Monday, November 19, 2012

Gorath - The Chronicles Of Khiliasmos (2012)

It is never easy to pull the plug on your band. But for Filip Dupont, the founding father of blackened doom band Gorath, it was his call to make. Alone under the moniker for nearly eight years, Dupont crafted a series of records that defied clear genre tagging. After expanding the line-up to include three other members in 2008, the arc of his work began to take shape. Over the course of six albums and twelve years, the tale of the end times has unfolded musically. But with one album left to release, the story must come to end, for both the Apokalypsis, and for Gorath itself. On "The Chronicles Of Khiliasmos," Dupont and company fail to give you the explosion you were hoping for, settling only for a final whimper.

The first part sees the band adopting a much more subdued, mature vision. With the pacing kept slow and the drum beats crushing, there is an ebb and flow.

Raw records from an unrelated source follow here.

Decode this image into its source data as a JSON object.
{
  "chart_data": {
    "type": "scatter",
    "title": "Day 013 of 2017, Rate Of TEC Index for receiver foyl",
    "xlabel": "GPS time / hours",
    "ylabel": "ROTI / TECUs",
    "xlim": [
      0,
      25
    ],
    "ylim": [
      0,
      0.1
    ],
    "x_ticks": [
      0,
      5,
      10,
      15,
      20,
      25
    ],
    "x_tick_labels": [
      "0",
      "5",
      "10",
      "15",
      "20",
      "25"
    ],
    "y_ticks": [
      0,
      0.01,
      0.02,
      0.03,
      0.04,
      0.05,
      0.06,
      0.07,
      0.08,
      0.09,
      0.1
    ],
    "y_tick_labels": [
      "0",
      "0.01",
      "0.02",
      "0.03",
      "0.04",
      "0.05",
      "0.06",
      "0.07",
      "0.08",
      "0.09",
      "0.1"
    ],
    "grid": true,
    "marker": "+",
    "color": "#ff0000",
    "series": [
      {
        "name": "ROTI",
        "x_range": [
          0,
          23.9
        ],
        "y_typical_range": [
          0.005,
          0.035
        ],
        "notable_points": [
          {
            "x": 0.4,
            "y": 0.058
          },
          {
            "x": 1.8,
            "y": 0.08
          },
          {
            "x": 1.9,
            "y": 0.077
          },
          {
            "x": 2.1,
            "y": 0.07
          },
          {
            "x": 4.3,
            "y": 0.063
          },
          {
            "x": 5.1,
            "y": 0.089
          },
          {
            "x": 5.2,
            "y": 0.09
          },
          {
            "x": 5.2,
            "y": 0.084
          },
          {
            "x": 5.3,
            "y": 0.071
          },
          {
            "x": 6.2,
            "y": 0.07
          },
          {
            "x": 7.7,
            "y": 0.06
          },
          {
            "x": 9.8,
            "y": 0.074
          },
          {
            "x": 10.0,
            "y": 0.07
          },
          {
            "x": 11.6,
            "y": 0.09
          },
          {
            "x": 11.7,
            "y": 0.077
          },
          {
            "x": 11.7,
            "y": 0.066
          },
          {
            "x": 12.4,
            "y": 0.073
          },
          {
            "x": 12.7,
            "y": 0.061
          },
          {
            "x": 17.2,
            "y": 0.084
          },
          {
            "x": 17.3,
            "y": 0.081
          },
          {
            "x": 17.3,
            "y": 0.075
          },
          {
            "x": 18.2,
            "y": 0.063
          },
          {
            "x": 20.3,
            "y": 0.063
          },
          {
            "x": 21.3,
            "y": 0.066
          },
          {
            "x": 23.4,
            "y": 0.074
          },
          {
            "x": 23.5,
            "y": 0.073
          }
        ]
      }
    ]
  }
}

It isn't until passed the two minute point before the first sign of vocals comes in, with some devilish, agonized scream taking things down a decidedly darker road. But, unfortunately, the mix is somewhat murky, leaving the track sounding clouded at times. The low end, crowded with bass, kick drums and ringing distortion, becomes one solid mass. This leaves the vocal track feeling stilted and off center. The even greater issue is in the lack of lateral movement for a track that nearly tops the ten minute mark. A single riff does the lion's share of the heavy lifting, with very little variation. It seems likely that half the run time would have been equally effective, especially taking into account the trudging outro. Were it not for a sign of life in the final thirty seconds, it may seem as though the band had simply lost interest.

The same can not be said for part two, which sees a far more aggressive, albeit simplistic, instrumental taking control early and often. Fans of hammering drums are sure to be satisfied, as the percussion takes a lead role through a series of rolling double kicks and oddly timed snare hits. The vocals hit a low here, with almost entirely incoherent screams and growls coating the track in a filmy haze. And with the levels favoring bass and eliminating the high end, it becomes hard to digest. It makes it that much harder to sell you on a twenty minute part 3, which is ambitious for even the best of bands. But on they march, with a single riff repeated in the quiet early going. The dominant force in the body of the piece seems to be the more traditional, down tempo doom the band had successfully experimented with on their previous release. They even take a moment to show off a softer side with some clean guitars and more delicate picking. The true failure is where things go from here; the buildup of distortion and rage never makes it back to a head, falling into a bizarrely sparing drum and scream pattern that is simply stagnant. And with nearly four minutes of distortion and effects s your last impression, the album ends on a sad note.

After the four horsemen of "Apokalypsis" had run roughshod over all of our collected minds, the hopes were high for the final installment in the Gorath catalog. But with lofty expectations, and a set of songs that never seem to be fully realized, it's as if the horsemen just got tired, and decided to head home for a night in. There is a lack of creativity, and even more than that, a lack of any sort of signature at all. The reckless guitar work of their earlier efforts is completely absent, leaving the three pieces of this saga feeling flat and uninspired. Whatever the case may be, the legacy of Gorath may be doomed to a scuff or scratch. For fans of Filip Dupont and his collected works, it might be better to pretend this one just never happened.